Moral Sense
By Anna Wierzbicka
The concept of ‘moral sense’ plays an important role in books on philosophy, psychology and popular science written by authors who write in English and who take the English language for granted. For example, in his recent book The God Delusion Richard Dawkins states that “we have a moral sense which is built into our brains, like our sexual instinct or our fear of heights”. Yet there is no expression like moral sense in other languages, not even European ones like Spanish or German, let alone non-European ones, like Chinese. Nor was there any moral sense in English before the phrase was invented by so-called “British moralists” – Shaftesbury, Hutcheson, and Hume. This paper traces the origins of the modern Anglo/English concept of ‘moral sense’ in the influence of Locke’s empiricist philosophy on the eighteenth-century ‘British moralists’, and through them, on the language of British natural scientists, and especially Darwin.

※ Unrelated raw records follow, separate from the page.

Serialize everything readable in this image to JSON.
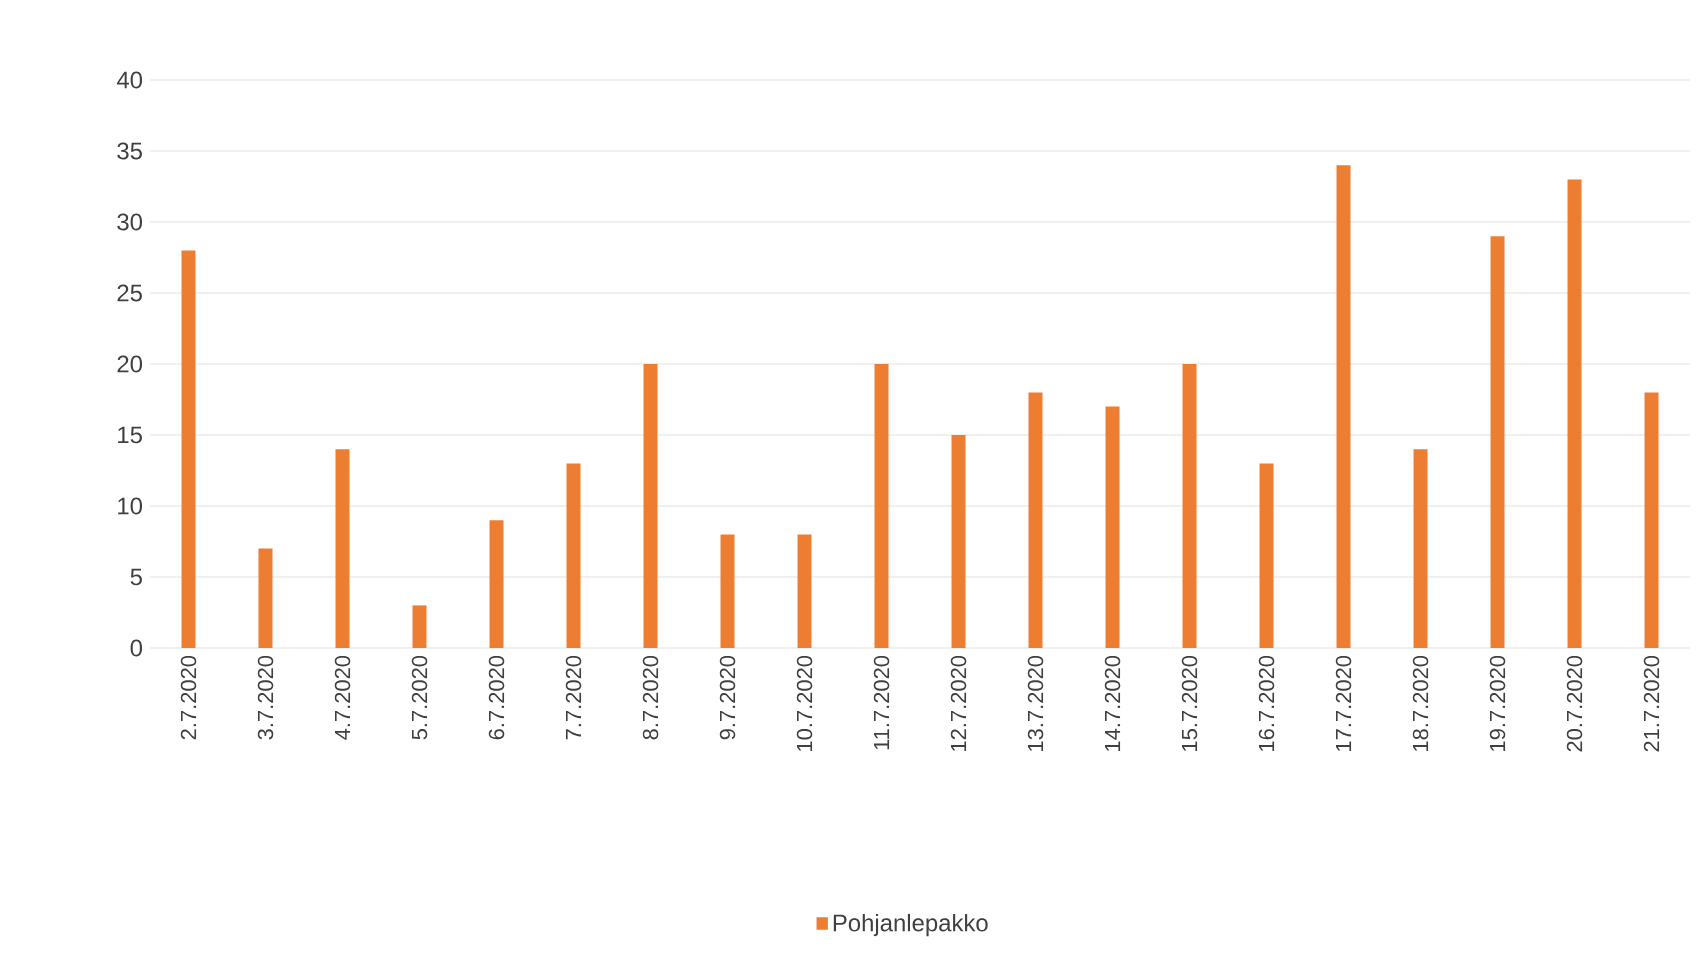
{
  "chart_data": {
    "type": "bar",
    "categories": [
      "2.7.2020",
      "3.7.2020",
      "4.7.2020",
      "5.7.2020",
      "6.7.2020",
      "7.7.2020",
      "8.7.2020",
      "9.7.2020",
      "10.7.2020",
      "11.7.2020",
      "12.7.2020",
      "13.7.2020",
      "14.7.2020",
      "15.7.2020",
      "16.7.2020",
      "17.7.2020",
      "18.7.2020",
      "19.7.2020",
      "20.7.2020",
      "21.7.2020"
    ],
    "series": [
      {
        "name": "Pohjanlepakko",
        "color": "#ed7d31",
        "values": [
          28,
          7,
          14,
          3,
          9,
          13,
          20,
          8,
          8,
          20,
          15,
          18,
          17,
          20,
          13,
          34,
          14,
          29,
          33,
          18
        ]
      }
    ],
    "ylim": [
      0,
      40
    ],
    "yticks": [
      0,
      5,
      10,
      15,
      20,
      25,
      30,
      35,
      40
    ],
    "grid": "y",
    "legend": "bottom"
  }
}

Thus, the paper argues that when contemporary scientists of the English language like Dawkins, Hauser, and others write about the ‘moral sense’ and present it as a panhuman characteristic evolved through biological evolution, they are looking at “human nature” and “human morality” through the prism of the English language. Seeing the phrase moral sense, and the discourse based on it, in a cross-linguistic and historical perspective can help us to stretch our imagination as to different possible conceptions of “morality” and to go beyond the culture-bound vision of what Dawkins calls “moral sense” and Hauser, a “universal sense of right and wrong”.